Flatter « le zaïm ». Tel fut leur mot d’ordre. Leur priorité première. Le chef devait être comblé de flagorneries. L’exercice de la responsabilité, avec la confiance des autres, n’était plus de mise pour moi. Une autre aberration vint s’ajouter au calepin de ces apprentis dictateurs. Je fus interdit de plume ! Un blocage systématique de mes articles jugés trop « théoriques ». Leurs papiers à eux ? Des tables de Moïse à mettre sur nos tables de chevet et à psalmodier. La dilution des responsabilités tant décriée frappait à la porte pour y faire irruption. D’une manière fracassante.
Pour moi, seule comptait l’efficacité du travail accompli. En dehors des joutes oratoires auxquelles ils se livraient et des rixes fractionnelles que les uns et les autres semblaient tant affectionner. Un avant goût d’amertume naquit en moi. J’étais entre l’abîme et le réel. Le début de la fin assurément. Il ne leur suffisait plus de taper sur les amis d’hier. Il leur fallait durer par la permanence d’une hypocrisie, celle là même qui fut reprochée aux « éléphants » de l’ancienne direction et dont Khalfoun était le maillon faible. Vaincre cette vieille génération inculte et habituée aux intimidations ou à la récupération des jeunes loups pressés. La carotte ou le bâton. Leur silence et leurs mines affectées renfermaient le mensonge et la ruse.
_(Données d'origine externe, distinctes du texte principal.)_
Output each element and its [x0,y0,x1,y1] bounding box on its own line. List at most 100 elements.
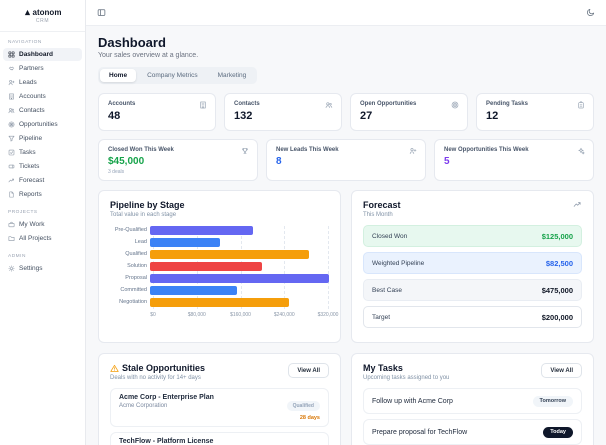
stage-bar [150,250,310,259]
sidebar-item[interactable]: Tasks [3,146,82,159]
sidebar-item-label: All Projects [19,235,52,242]
bar-track [150,274,329,283]
sidebar-item[interactable]: Reports [3,188,82,201]
bar-track [150,226,329,235]
highlight-value: $45,000 [108,156,145,167]
stale-view-all-button[interactable]: View All [288,363,329,378]
grid-icon [8,51,15,58]
stage-label: Proposal [125,275,147,282]
forecast-rows: Closed Won $125,000 Weighted Pipeline $8… [363,225,582,328]
sidebar-item[interactable]: Partners [3,62,82,75]
task-label: Prepare proposal for TechFlow [372,428,468,436]
sidebar-section: Navigation Dashboard Partners [0,32,85,201]
forecast-subtitle: This Month [363,212,393,218]
sidebar-item-label: Settings [19,265,43,272]
highlight-subtext: 3 deals [108,169,125,175]
target-icon [8,121,15,128]
dashboard-content: Dashboard Your sales overview at a glanc… [86,26,606,445]
x-tick-label: $80,000 [187,312,206,318]
main-area: Dashboard Your sales overview at a glanc… [86,0,606,445]
task-row[interactable]: Follow up with Acme Corp Tomorrow [363,388,582,414]
x-gridline [328,226,329,309]
stat-label: Pending Tasks [486,101,528,107]
bar-track [150,286,329,295]
tasks-view-all-button[interactable]: View All [541,363,582,378]
page-subtitle: Your sales overview at a glance. [98,52,199,59]
brand: atonom CRM [0,0,85,32]
stat-value: 12 [486,110,499,122]
stat-label: Open Opportunities [360,101,417,107]
task-row[interactable]: Prepare proposal for TechFlow Today [363,419,582,445]
brand-subtitle: CRM [35,18,50,24]
sidebar-item-label: Accounts [19,93,46,100]
trend-up-icon [573,200,582,209]
forecast-row-label: Weighted Pipeline [372,259,425,267]
sidebar-item[interactable]: Settings [3,262,82,275]
pipeline-bar-row: Negotiation [110,298,329,307]
sidebar-item[interactable]: Tickets [3,160,82,173]
sidebar-item[interactable]: Forecast [3,174,82,187]
sidebar-toggle-icon[interactable] [97,8,106,17]
pipeline-bar-row: Proposal [110,274,329,283]
pipeline-bar-row: Committed [110,286,329,295]
forecast-row-value: $125,000 [541,231,573,241]
warning-icon [110,364,119,373]
tab[interactable]: Marketing [209,69,256,82]
sidebar-item-label: Contacts [19,107,45,114]
brand-logo-icon [24,9,31,16]
bar-track [150,250,329,259]
stage-bar [150,262,262,271]
stat-value: 48 [108,110,121,122]
folder-icon [8,235,15,242]
opportunity-row[interactable]: Acme Corp - Enterprise Plan Acme Corpora… [110,388,329,427]
my-tasks-panel: My Tasks Upcoming tasks assigned to you … [351,353,594,445]
funnel-icon [8,135,15,142]
stage-bar [150,238,220,247]
stage-label: Qualified [125,251,147,258]
users-icon [8,107,15,114]
tasks-subtitle: Upcoming tasks assigned to you [363,375,450,381]
highlight-label: New Leads This Week [276,147,339,153]
highlight-card: New Opportunities This Week 5 [434,139,594,181]
x-tick-label: $0 [150,312,156,318]
sidebar-item[interactable]: Pipeline [3,132,82,145]
theme-toggle-icon[interactable] [586,8,595,17]
gear-icon [8,265,15,272]
x-gridline [284,226,286,309]
stage-badge: Qualified [286,401,320,411]
stage-bar [150,226,254,235]
handshake-icon [8,65,15,72]
sidebar-item[interactable]: Contacts [3,104,82,117]
pipeline-rows: Pre-Qualified Lead Qualified Solution Propos… [110,226,329,307]
highlights-row: Closed Won This Week $45,000 3 deals New… [98,139,594,181]
highlight-label: New Opportunities This Week [444,147,529,153]
opportunity-row[interactable]: TechFlow - Platform License TechFlow Sol… [110,432,329,445]
highlight-card: New Leads This Week 8 [266,139,426,181]
ticket-icon [8,163,15,170]
tab[interactable]: Company Metrics [138,69,207,82]
clipboard-icon [577,101,585,109]
stage-label: Solution [127,263,147,270]
sidebar-item[interactable]: Leads [3,76,82,89]
tab-bar: Home Company Metrics Marketing [98,67,258,84]
sidebar-item[interactable]: Opportunities [3,118,82,131]
stage-label: Lead [134,239,147,246]
sidebar-item[interactable]: All Projects [3,232,82,245]
forecast-row-value: $82,500 [545,258,573,268]
sidebar-item-label: Opportunities [19,121,58,128]
forecast-row-label: Best Case [372,286,402,294]
sidebar-item[interactable]: My Work [3,218,82,231]
pipeline-chart: Pre-Qualified Lead Qualified Solution Propos… [110,226,338,319]
forecast-row: Target $200,000 [363,306,582,328]
sidebar-item[interactable]: Accounts [3,90,82,103]
trophy-icon [241,147,249,155]
sidebar-item[interactable]: Dashboard [3,48,82,61]
stale-title: Stale Opportunities [122,363,206,373]
sidebar-item-label: Reports [19,191,42,198]
topbar [86,0,606,26]
forecast-row: Closed Won $125,000 [363,225,582,247]
page-title: Dashboard [98,35,166,50]
x-tick-label: $160,000 [230,312,251,318]
tab[interactable]: Home [100,69,137,82]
Faire basculer la gérontocratie pour s’installer dans ses habitudes. Tel fut leur nouveau mode de gestion. Petit à petit, vaincu par mes principes, je résolus alors de m’effacer définitivement. Jusqu’au jour de l’effondrement de notre canard. Ils le voulaient. Ils l’ont eu. Pour le maintenir en vie, ils appelèrent à son chevet une rescousse d’amis. L’agonie était malheureusement proche…

Comme le dit si bien le proverbe Ne restent dans l’oued que ses galets… C’est d’autant plus vrai en terre d’exil.